Allergie ambientali e alimentari
Le allergie rappresentano una delle ragioni più diffuse di occhi rossi nel cane. Pollini, acari della polvere, muffe, profumi per ambiente e prodotti chimici domestici possono irritare la congiuntiva e scatenare una risposta infiammatoria. Il cane manifesterà prurito intenso, lacrimazione abbondante e tenderà a strofinarsi il muso sul tappeto o a grattarsi con le zampe.
In molti casi, l’arrossamento oculare di origine allergica si accompagna ad altri segni come starnuti, leccamento eccessivo delle zampe, otiti ricorrenti o irritazioni cutanee diffuse. Le allergie alimentari, invece, possono dare sintomi più subdoli ma altrettanto fastidiosi per gli occhi. Per approfondire queste due tipologie ti consiglio di leggere gli articoli su Allergie alimentari nel cane: sintomi, cause e rimedi e su Allergie ambientali nel cane: sintomi, cause e rimedi.
Congiuntivite
La congiuntivite è un’infiammazione della membrana che riveste l’interno delle palpebre e la superficie del bulbo oculare.

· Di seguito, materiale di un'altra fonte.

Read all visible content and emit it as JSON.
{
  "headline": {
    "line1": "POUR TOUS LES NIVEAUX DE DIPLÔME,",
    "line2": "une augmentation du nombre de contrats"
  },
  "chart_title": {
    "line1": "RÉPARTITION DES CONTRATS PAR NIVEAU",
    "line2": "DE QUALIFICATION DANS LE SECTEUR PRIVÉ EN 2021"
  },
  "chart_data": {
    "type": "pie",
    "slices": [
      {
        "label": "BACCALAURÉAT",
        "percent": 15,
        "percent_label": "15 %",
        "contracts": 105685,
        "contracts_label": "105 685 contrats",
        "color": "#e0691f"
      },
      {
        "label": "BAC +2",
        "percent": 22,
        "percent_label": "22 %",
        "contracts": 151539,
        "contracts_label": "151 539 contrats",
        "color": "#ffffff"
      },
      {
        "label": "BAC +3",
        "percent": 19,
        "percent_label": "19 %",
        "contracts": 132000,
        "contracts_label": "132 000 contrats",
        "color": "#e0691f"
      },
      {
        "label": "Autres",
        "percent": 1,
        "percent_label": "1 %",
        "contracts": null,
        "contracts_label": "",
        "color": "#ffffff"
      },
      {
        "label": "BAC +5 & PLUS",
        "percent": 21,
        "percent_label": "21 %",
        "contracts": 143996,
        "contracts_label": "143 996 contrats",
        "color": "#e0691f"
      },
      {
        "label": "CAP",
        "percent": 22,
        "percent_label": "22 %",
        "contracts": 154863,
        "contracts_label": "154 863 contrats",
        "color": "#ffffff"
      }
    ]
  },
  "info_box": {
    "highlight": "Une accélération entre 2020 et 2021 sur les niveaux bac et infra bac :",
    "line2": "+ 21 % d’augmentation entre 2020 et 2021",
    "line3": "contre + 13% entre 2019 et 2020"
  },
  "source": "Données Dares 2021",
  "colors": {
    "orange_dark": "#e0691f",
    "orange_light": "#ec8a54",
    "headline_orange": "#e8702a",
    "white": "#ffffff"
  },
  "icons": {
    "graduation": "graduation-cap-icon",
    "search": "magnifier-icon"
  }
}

Può avere origine batterica, virale, allergica o semplicemente irritativa, e rappresenta una delle cause più comuni di occhi rossi nel cane. L’arrossamento si accompagna spesso a secrezioni che possono essere trasparenti e acquose oppure dense, giallastre o verdastre.
Un cane con congiuntivite tende a tenere l’occhio semichiuso, appare infastidito dalla luce e può mostrare un lieve gonfiore delle palpebre. Non va mai trascurata, perché un’infezione non curata può estendersi alla cornea e creare danni permanenti.
Corpi estranei e polveri
Un granello di sabbia, un seme d’erba, una piccola scheggia o anche polvere sottile possono finire nell’occhio del cane durante una passeggiata o una corsa in giardino. Il fastidio è immediato: l’occhio diventa rosso, il cane sbatte frequentemente le palpebre e cerca di strofinarsi con insistenza. Se il corpo estraneo non viene rimosso in fretta, rischia di graffiare la cornea e di provocare un’ulcera corneale.
In questi casi, l’arrossamento è localizzato e spesso limitato a un solo occhio. È importante non tentare di estrarre nulla con pinzette o cotton fioc, per evitare di peggiorare la lesione. L’intervento deve essere sempre delicato e, se non si riesce a risolvere subito, è meglio andare dal veterinario senza perdere tempo.
Traumi e graffi corneali
Durante il gioco con altri cani, esplorando cespugli fitti o infilando il muso in spazi stretti, il cane può subire un trauma oculare. Un graffio sulla superficie della cornea, un colpo o un urto causano immediata vasodilatazione e quindi occhi rossi nel cane, accompagnati quasi sempre da dolore più o meno intenso. Il cane potrebbe guaire, chiudere l’occhio e rifiutare di farsi toccare la testa.
Anche i traumi che sembrano superficiali vanno valutati con attenzione dal veterinario. Una lesione non adeguatamente trattata può evolvere in un’infezione o in una cicatrice che riduce la trasparenza della cornea, compromettendo la capacità visiva.
Glaucoma
Il glaucoma è una patologia caratterizzata dall’aumento della pressione interna dell’occhio. Tra i primi segnali compaiono spesso gli occhi rossi nel cane, insieme a un aspetto velato o opaco della cornea, midriasi (pupilla dilatata) e un occhio che può apparire leggermente più sporgente del normale. Il dolore è costante e può rendere il cane apatico, irritabile o meno incline a giocare.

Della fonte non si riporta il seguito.